A secretive underground FEMA base where congressional leaders hid following the 9/11 attacks is getting an upgrade.
But what exactly are workers doing at Mount Weather? Well, that’s classified ‒ and the contractors who are doing the work have top secret security clearances.
Buried in the Blue Ridge Mountains 64 miles west of Washington, D.C., Mount Weather is part of a network of underground facilities scattered across the United States designed to protect federal leaders during a crisis. It takes less than 30 minutes by helicopter to reach Mount Weather from Capitol Hill.
“The breadth and depth of capabilities offered by Mount Weather make it a unique facility,” FEMA said in a rare 2009 fact sheet about the site. “The (facility) supports a variety of disaster response and continuity missions, mostly classified.”

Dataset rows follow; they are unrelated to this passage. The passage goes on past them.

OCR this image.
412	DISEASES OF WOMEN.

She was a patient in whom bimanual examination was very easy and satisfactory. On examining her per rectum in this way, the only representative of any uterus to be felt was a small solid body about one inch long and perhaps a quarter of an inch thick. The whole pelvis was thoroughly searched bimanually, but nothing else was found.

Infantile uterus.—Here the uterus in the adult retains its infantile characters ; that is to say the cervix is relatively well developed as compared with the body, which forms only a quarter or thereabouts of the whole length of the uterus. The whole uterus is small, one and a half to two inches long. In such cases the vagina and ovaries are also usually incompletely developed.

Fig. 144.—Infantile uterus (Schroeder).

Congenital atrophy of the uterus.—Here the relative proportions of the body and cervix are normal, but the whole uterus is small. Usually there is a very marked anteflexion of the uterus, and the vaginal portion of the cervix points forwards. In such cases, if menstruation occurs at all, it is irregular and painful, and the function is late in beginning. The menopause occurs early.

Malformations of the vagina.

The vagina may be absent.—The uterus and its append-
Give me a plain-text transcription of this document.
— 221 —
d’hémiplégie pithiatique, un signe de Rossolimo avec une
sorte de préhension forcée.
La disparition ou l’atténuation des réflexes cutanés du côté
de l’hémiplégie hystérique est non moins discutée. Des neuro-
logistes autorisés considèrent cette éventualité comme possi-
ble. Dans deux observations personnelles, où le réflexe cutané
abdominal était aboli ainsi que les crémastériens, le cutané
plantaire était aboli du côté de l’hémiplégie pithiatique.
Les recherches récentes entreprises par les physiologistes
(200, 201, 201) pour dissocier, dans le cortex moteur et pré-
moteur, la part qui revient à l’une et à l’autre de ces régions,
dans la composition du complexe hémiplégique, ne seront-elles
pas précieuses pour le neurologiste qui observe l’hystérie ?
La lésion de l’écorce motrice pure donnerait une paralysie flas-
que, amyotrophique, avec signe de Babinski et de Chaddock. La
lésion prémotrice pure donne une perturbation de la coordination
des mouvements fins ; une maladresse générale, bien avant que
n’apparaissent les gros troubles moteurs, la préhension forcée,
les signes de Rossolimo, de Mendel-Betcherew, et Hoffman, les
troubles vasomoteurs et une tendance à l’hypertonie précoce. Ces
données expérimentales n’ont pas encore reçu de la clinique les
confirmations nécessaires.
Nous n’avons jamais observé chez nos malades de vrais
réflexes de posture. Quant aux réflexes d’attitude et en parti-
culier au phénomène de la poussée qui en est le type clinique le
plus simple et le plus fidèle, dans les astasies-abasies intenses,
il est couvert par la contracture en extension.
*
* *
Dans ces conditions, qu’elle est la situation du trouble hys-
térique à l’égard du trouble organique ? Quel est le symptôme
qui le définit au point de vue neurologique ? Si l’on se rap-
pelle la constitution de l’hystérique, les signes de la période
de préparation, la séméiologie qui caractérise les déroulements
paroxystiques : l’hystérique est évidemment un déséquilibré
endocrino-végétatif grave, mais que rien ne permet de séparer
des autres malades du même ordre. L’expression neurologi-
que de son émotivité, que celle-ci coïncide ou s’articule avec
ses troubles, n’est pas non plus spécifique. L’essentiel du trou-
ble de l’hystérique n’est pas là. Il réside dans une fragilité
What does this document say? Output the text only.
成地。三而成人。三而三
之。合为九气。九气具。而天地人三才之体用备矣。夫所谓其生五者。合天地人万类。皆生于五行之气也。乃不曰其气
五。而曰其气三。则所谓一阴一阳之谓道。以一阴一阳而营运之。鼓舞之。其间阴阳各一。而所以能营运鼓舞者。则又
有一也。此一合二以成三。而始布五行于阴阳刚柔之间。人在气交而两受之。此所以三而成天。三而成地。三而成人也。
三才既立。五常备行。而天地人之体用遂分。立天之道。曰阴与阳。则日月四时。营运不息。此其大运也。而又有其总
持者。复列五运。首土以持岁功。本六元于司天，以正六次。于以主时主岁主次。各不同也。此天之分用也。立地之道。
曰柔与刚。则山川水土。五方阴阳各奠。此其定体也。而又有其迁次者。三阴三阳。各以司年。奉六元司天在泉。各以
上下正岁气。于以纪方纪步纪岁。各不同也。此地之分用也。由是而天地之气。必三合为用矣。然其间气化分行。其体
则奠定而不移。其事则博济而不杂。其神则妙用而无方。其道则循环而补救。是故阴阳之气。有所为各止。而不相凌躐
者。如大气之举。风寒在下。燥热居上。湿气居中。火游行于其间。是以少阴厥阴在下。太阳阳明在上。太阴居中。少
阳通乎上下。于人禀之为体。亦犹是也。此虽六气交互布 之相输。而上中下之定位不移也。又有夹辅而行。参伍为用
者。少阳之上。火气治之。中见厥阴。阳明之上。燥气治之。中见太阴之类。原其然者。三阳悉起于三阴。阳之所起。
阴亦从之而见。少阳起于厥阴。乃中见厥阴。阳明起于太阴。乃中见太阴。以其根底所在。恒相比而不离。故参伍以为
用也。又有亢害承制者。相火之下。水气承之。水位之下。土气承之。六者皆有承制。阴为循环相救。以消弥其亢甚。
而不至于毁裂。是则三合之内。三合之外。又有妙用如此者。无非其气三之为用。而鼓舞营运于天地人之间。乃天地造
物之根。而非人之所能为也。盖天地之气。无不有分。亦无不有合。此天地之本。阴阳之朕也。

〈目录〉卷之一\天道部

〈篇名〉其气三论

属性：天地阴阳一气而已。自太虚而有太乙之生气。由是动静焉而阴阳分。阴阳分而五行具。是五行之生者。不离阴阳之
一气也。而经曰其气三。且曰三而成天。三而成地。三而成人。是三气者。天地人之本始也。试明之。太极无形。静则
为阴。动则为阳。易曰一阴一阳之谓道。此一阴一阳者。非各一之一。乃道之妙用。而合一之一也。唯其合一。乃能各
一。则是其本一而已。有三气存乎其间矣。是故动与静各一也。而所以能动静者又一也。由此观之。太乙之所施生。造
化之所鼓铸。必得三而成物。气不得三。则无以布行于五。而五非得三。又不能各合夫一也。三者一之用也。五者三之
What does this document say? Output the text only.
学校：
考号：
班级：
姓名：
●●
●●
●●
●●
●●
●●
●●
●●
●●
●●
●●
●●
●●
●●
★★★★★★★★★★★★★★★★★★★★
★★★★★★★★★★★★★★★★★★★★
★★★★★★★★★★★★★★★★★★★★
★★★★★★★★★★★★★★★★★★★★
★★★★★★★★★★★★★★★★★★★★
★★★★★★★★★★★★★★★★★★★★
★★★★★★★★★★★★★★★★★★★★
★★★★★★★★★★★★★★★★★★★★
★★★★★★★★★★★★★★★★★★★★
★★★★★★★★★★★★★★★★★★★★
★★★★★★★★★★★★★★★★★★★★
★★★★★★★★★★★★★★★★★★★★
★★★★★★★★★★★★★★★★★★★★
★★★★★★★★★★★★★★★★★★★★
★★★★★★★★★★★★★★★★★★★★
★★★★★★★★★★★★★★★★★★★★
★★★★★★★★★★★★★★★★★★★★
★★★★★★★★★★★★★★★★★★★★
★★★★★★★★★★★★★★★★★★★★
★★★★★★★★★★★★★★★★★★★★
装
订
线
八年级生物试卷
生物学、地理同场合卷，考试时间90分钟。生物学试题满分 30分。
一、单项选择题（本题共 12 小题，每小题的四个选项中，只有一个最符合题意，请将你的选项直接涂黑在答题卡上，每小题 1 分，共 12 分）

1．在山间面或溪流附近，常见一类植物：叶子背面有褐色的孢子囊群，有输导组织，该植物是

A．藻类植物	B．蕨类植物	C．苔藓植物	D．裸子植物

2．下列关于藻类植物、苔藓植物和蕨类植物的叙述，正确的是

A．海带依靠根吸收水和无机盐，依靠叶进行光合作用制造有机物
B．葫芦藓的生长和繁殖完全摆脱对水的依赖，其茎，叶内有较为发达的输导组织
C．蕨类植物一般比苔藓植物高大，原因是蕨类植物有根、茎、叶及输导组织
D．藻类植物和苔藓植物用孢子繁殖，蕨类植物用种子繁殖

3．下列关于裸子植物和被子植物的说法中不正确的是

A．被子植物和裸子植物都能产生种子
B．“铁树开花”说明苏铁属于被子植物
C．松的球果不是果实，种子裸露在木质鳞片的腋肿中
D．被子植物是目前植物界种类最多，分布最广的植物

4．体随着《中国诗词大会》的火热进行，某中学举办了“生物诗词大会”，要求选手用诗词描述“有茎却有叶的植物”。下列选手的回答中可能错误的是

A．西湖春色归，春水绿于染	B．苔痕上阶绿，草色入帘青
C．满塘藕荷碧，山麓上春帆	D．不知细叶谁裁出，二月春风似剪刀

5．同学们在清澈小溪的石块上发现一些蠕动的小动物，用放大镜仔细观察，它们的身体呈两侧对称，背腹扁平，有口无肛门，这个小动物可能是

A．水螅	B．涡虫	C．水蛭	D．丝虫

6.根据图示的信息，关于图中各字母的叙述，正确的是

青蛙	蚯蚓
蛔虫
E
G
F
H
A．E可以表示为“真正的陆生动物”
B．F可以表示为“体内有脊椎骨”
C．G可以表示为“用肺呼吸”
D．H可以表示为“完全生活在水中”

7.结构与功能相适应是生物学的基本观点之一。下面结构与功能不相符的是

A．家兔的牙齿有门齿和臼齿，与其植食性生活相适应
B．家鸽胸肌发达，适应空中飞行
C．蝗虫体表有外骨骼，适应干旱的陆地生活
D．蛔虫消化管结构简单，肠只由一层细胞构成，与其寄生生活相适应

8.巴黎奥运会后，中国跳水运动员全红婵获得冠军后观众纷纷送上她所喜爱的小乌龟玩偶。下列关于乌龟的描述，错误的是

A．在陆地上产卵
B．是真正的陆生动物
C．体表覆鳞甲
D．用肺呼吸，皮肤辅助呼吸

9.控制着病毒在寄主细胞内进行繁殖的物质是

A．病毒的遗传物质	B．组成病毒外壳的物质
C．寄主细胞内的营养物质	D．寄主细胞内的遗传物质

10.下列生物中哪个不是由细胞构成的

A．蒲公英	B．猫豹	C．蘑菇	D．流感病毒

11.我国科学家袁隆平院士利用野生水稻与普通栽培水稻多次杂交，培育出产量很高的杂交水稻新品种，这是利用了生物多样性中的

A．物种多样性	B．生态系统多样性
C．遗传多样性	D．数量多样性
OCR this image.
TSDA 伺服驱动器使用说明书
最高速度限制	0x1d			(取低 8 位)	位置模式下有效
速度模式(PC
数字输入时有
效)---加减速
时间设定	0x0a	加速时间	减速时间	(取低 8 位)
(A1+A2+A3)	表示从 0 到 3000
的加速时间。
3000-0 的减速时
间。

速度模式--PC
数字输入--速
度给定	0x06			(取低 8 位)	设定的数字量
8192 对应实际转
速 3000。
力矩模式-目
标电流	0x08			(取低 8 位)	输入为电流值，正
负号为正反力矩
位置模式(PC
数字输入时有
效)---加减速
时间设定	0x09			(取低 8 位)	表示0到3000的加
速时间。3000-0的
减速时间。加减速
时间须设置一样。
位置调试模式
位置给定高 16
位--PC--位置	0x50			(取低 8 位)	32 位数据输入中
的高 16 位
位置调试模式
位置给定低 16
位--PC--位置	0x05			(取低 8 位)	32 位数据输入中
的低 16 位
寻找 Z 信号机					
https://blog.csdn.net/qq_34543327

The “continuity of government” sites also include Colorado’s Cheyenne Mountain bunker, with buildings made from battleship steel sitting atop giant springs to help them weather a nuclear attack. The public generally cannot visit Mount Weather’s underground facility, but a USA TODAY reporter was permitted to tour Cheyenne Mountain in 2015.
Mount Weather, which is also known as the High Point Special Facility, has both above- and below-ground facilities as part of its 564-acre site, and Homeland Security Secretary Kristi Noem visited the complex in early April, posing for photos outside with the complex’s fulltime fire department and armed FEMA security guards.